Identify people with and without masks in images
Classify faces as male or female in images
Detect faces in an image from a URL
Mark faces in images and videos to show key landmarks
Face Recognition
Compare faces in two images to verify identity
3D Passive Face Liveness Detection (Face Anti-Spoofing)
Apply face swap to videos
Identify faces in photos and label them
Upload and search for faces in a database
Swap faces in images
Classify facial attractiveness and explain predictions
Detect and classify faces as real or fake
YOLOv7 Face Mask is an AI-powered tool designed to identify and detect people wearing face masks in images. Built using the advanced YOLOv7 object detection model, it provides high accuracy and efficiency in detecting faces with or without masks. This solution is ideal for applications requiring face mask compliance verification, public safety monitoring, and more.

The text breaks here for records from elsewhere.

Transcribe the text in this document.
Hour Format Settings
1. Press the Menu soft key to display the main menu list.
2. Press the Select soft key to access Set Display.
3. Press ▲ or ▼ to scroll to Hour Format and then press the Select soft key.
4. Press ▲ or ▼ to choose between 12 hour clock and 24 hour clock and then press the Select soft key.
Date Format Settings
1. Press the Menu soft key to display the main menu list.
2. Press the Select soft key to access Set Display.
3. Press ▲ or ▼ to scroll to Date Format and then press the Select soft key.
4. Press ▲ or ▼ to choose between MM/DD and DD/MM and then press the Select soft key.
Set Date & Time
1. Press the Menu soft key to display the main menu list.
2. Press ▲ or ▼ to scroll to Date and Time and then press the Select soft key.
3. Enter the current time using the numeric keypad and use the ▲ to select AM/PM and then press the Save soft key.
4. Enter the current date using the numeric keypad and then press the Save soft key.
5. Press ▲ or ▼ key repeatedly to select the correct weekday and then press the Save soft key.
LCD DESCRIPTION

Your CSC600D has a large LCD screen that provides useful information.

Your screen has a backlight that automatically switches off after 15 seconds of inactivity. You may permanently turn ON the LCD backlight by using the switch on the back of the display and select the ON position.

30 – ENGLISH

• High Accuracy: Detects masks with precision in various lighting conditions and angles.
• Real-Time Processing: Enables fast detection for live video streams or real-time applications.
• Multi-Platform Support: Works on mobile, desktop, and web applications seamlessly.
• Efficient Architecture: Optimized for low-latency performance while maintaining accuracy.
• Bounding Box Detection: Provides coordinates for detected faces and masks.
What is YOLOv7 Face Mask used for?
YOLOv7 Face Mask is primarily used to detect and identify individuals wearing face masks in images or video streams, making it useful for security, healthcare, and public safety applications.
Can YOLOv7 Face Mask work in real-time?
Yes, YOLOv7 Face Mask supports real-time detection and can process live video feeds efficiently.
Is YOLOv7 Face Mask customizable?
Yes, the model can be fine-tuned for specific use cases, such as adjusting detection thresholds or adding custom classes.